ただ、奏多が傍にいてくれるだけで強くなれた。
『破滅の創世』の配下達がこの世界から帰還するために何かを置き去りにしないといけないのなら、それは奏多でなければよかったのに。

「だから、私と約束して下さい。どこにも行かないと!」

そう言う結愛の目には、光るものが浮かんでいた。
二人で歩む未来はこれからも続いていくと、甘く確かな約束を求めて。

俺の帰る場所なんて……そんなの……。

大切な人が覚悟を決めて、自分を切望する。その独占じみた想いに、奏多の胸が強く脈打った。

そんなの決まっているだろ……!

大事な何かをなくした心の闇はいつまでたっても明けない。
そこにあるのは無くした過去に縋り、未来を閉ざす停滞。
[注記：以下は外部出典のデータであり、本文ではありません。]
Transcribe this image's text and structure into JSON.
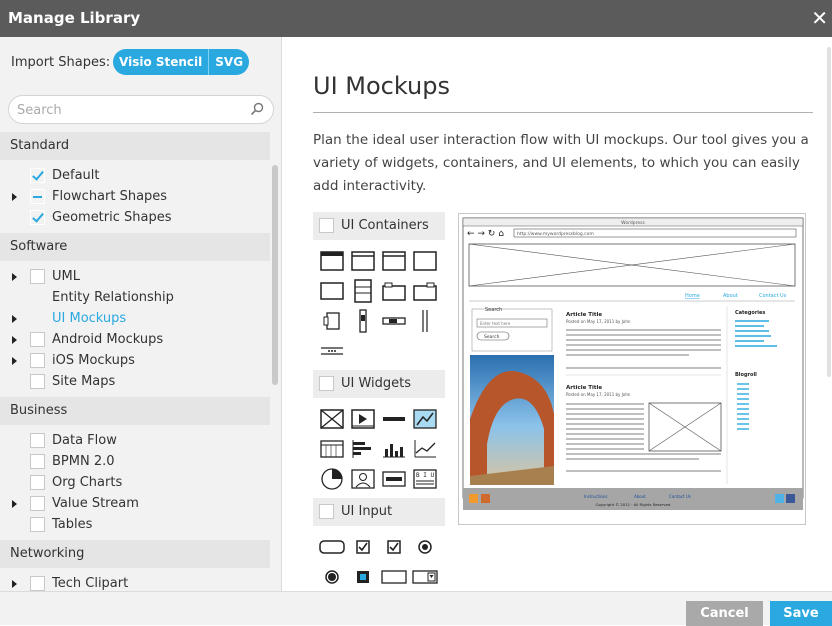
{
  "dialog": {
    "title": "Manage Library",
    "close_glyph": "✕"
  },
  "import": {
    "label": "Import Shapes:",
    "options": [
      "Visio Stencil",
      "SVG"
    ]
  },
  "search": {
    "placeholder": "Search"
  },
  "categories": [
    {
      "name": "Standard",
      "items": [
        {
          "label": "Default",
          "state": "checked",
          "expand": false
        },
        {
          "label": "Flowchart Shapes",
          "state": "partial",
          "expand": true
        },
        {
          "label": "Geometric Shapes",
          "state": "checked",
          "expand": false
        }
      ]
    },
    {
      "name": "Software",
      "items": [
        {
          "label": "UML",
          "state": "unchecked",
          "expand": true
        },
        {
          "label": "Entity Relationship",
          "state": "none",
          "expand": false
        },
        {
          "label": "UI Mockups",
          "state": "none",
          "expand": true,
          "active": true
        },
        {
          "label": "Android Mockups",
          "state": "unchecked",
          "expand": true
        },
        {
          "label": "iOS Mockups",
          "state": "unchecked",
          "expand": true
        },
        {
          "label": "Site Maps",
          "state": "unchecked",
          "expand": false
        }
      ]
    },
    {
      "name": "Business",
      "items": [
        {
          "label": "Data Flow",
          "state": "unchecked",
          "expand": false
        },
        {
          "label": "BPMN 2.0",
          "state": "unchecked",
          "expand": false
        },
        {
          "label": "Org Charts",
          "state": "unchecked",
          "expand": false
        },
        {
          "label": "Value Stream",
          "state": "unchecked",
          "expand": true
        },
        {
          "label": "Tables",
          "state": "unchecked",
          "expand": false
        }
      ]
    },
    {
      "name": "Networking",
      "items": [
        {
          "label": "Tech Clipart",
          "state": "unchecked",
          "expand": true
        }
      ]
    }
  ],
  "detail": {
    "title": "UI Mockups",
    "description": "Plan the ideal user interaction flow with UI mockups. Our tool gives you a variety of widgets, containers, and UI elements, to which you can easily add interactivity.",
    "sections": [
      "UI Containers",
      "UI Widgets",
      "UI Input"
    ]
  },
  "preview": {
    "browser_url": "http://www.mywordpressblog.com",
    "window_title": "Wordpress",
    "nav_links": [
      "Home",
      "About",
      "Contact Us"
    ],
    "search_label": "Search",
    "search_placeholder": "Enter text here",
    "search_button": "Search",
    "article_title": "Article Title",
    "posted": "Posted on May 17, 2011 by John",
    "sidebar_categories": "Categories",
    "sidebar_blogroll": "Blogroll",
    "footer_links": [
      "Instructions",
      "About",
      "Contact Us"
    ],
    "copyright": "Copyright © 2011 · All Rights Reserved"
  },
  "footer": {
    "cancel_label": "Cancel",
    "save_label": "Save"
  },
  "colors": {
    "accent": "#29a9e0",
    "titlebar": "#5b5b5b",
    "cancel": "#a9a9a9"
  }
}
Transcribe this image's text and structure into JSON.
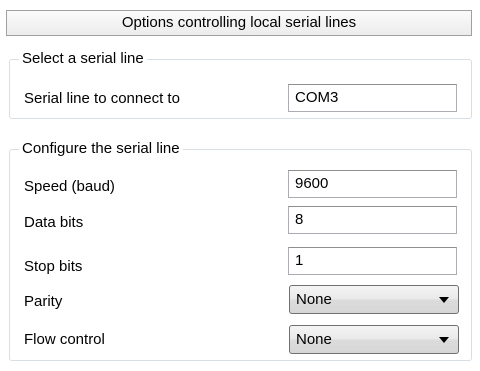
{
  "header": {
    "title": "Options controlling local serial lines"
  },
  "select_group": {
    "title": "Select a serial line",
    "serial_line": {
      "label": "Serial line to connect to",
      "value": "COM3"
    }
  },
  "config_group": {
    "title": "Configure the serial line",
    "speed": {
      "label": "Speed (baud)",
      "value": "9600"
    },
    "data_bits": {
      "label": "Data bits",
      "value": "8"
    },
    "stop_bits": {
      "label": "Stop bits",
      "value": "1"
    },
    "parity": {
      "label": "Parity",
      "selected": "None"
    },
    "flow_control": {
      "label": "Flow control",
      "selected": "None"
    }
  },
  "icons": {
    "dropdown_arrow": "chevron-down-icon"
  }
}
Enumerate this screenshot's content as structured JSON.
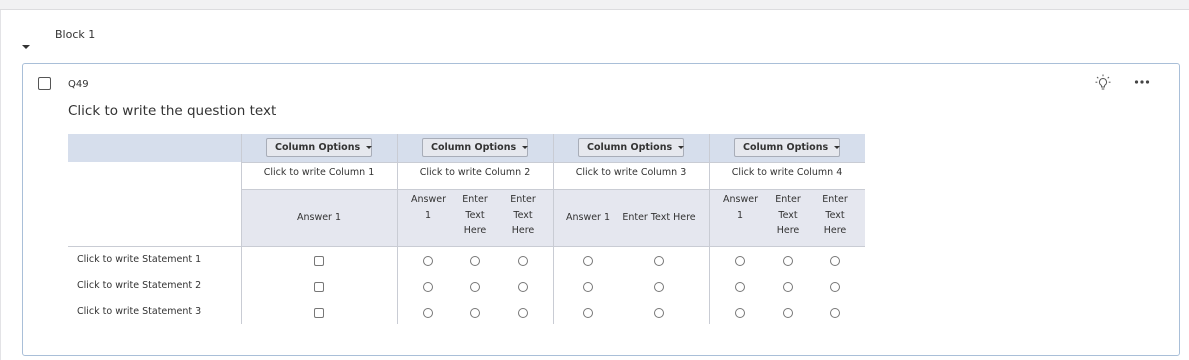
{
  "block": {
    "title": "Block 1"
  },
  "question": {
    "id": "Q49",
    "text": "Click to write the question text",
    "matrix": {
      "columns": [
        {
          "options_label": "Column Options",
          "title": "Click to write Column 1",
          "answers": [
            "Answer 1"
          ]
        },
        {
          "options_label": "Column Options",
          "title": "Click to write Column 2",
          "answers": [
            "Answer 1",
            "Enter Text Here",
            "Enter Text Here"
          ]
        },
        {
          "options_label": "Column Options",
          "title": "Click to write Column 3",
          "answers": [
            "Answer 1",
            "Enter Text Here"
          ]
        },
        {
          "options_label": "Column Options",
          "title": "Click to write Column 4",
          "answers": [
            "Answer 1",
            "Enter Text Here",
            "Enter Text Here"
          ]
        }
      ],
      "statements": [
        "Click to write Statement 1",
        "Click to write Statement 2",
        "Click to write Statement 3"
      ]
    }
  },
  "icons": {
    "collapse": "chevron-down-icon",
    "suggestion": "lightbulb-icon",
    "more": "more-horizontal-icon"
  }
}
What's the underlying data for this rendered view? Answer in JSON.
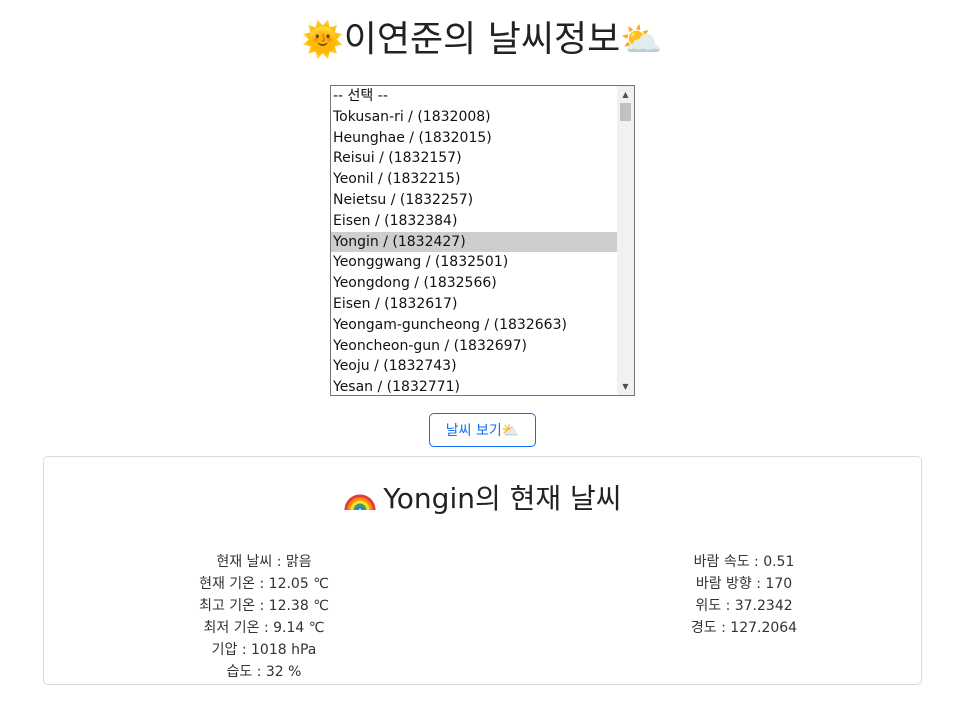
{
  "header": {
    "title": "이연준의 날씨정보",
    "sun_icon": "sun-with-face-icon",
    "cloud_icon": "sun-behind-cloud-icon"
  },
  "city_select": {
    "options": [
      "-- 선택 --",
      "Tokusan-ri / (1832008)",
      "Heunghae / (1832015)",
      "Reisui / (1832157)",
      "Yeonil / (1832215)",
      "Neietsu / (1832257)",
      "Eisen / (1832384)",
      "Yongin / (1832427)",
      "Yeonggwang / (1832501)",
      "Yeongdong / (1832566)",
      "Eisen / (1832617)",
      "Yeongam-guncheong / (1832663)",
      "Yeoncheon-gun / (1832697)",
      "Yeoju / (1832743)",
      "Yesan / (1832771)"
    ],
    "selected": "Yongin / (1832427)"
  },
  "view_button": {
    "label": "날씨 보기",
    "icon": "sun-behind-cloud-icon"
  },
  "weather_card": {
    "title": "Yongin의 현재 날씨",
    "icon": "rainbow-icon",
    "left": [
      "현재 날씨 : 맑음",
      "현재 기온 : 12.05 ℃",
      "최고 기온 : 12.38 ℃",
      "최저 기온 : 9.14 ℃",
      "기압 : 1018 hPa",
      "습도 : 32 %"
    ],
    "right": [
      "바람 속도 : 0.51",
      "바람 방향 : 170",
      "위도 : 37.2342",
      "경도 : 127.2064"
    ]
  },
  "colors": {
    "accent": "#0d6efd",
    "selected_option_bg": "#cecece",
    "card_border": "#d9d9d9"
  }
}
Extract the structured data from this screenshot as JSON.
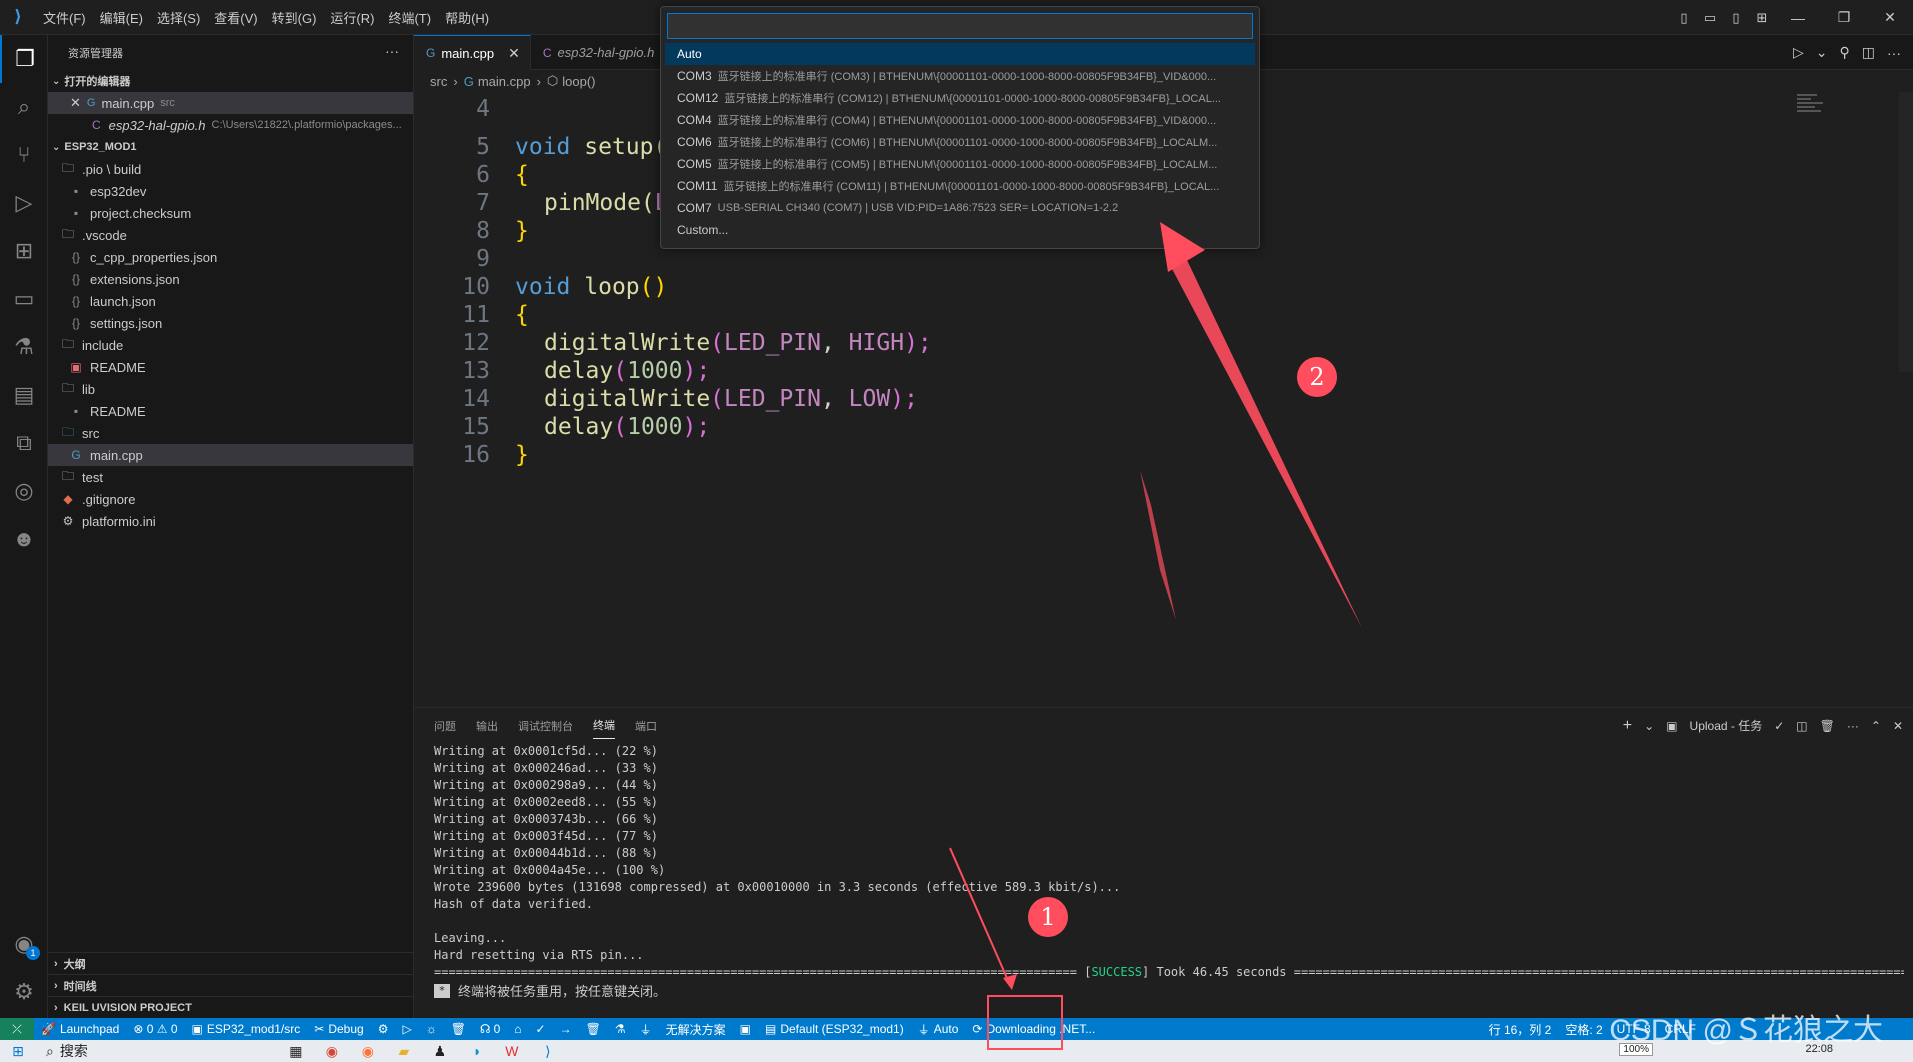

だけど個人の事情なんて置き去りにして、世界はいつもと変わらず明日がやってくる。
これまではそれはひどく悲しいことだと思っていた。個人に価値などないと証明しているように感じていた。
でも、それは残酷なことなんかじゃなくて、前に進むための道標。進むはずだった未来に戻るための基準点。
時間とは個人では受け入れられない悲しみを癒やすために流れていく。そう思うことができるようになったのは結愛のおかげだった。

「ああ、絶対に傍にいる。結愛、約束だ!」
「ふふ、言いましたね、約束ですよ!」

ありふれた何気ない日常こそが救いなのだと他の誰でもない奏多と結愛だけが知っている。
二人でいれば、世界はどこまでも光で満ちていた。





遠くから誰かの叫び声が聞こえる。鋭い刃物同士がぶつかり合う音と銃声。
程なくして爆撃音が弾け、怒号が空気を震わせた。
始まりの事など覚えていない。
光陰矢の如し、神命の定めを受けて生を受けたからには彼らには朝と夜の区別など、さして気になるものでもなかった。
遥か彼方より、望みはたった一つだけだった――。

「神のご意志の完遂を――」

動き出した『破滅の創世』の配下達。
これまでも世界各地で暗躍していたが、ここにきて本格的に『破滅の創世』を取り戻そうという動きが見られる。
人は産まれながらに罪を犯す。だからこそ、絶望も退廃も虚栄もない世界を。
『破滅の創世』の配下達は主が御座す世界を正そうとする。その御心に応えるべく献身する。
つまり、どう足掻いても『破滅の創世』の配下達をどうにかしないことにはこの世界に平穏は訪れない。
彼らを何とかしなくては、奏多はずっと狙われ続けることになるだろう。
いずれにせよ、まずは目下の事態を収拾せねばならなかった。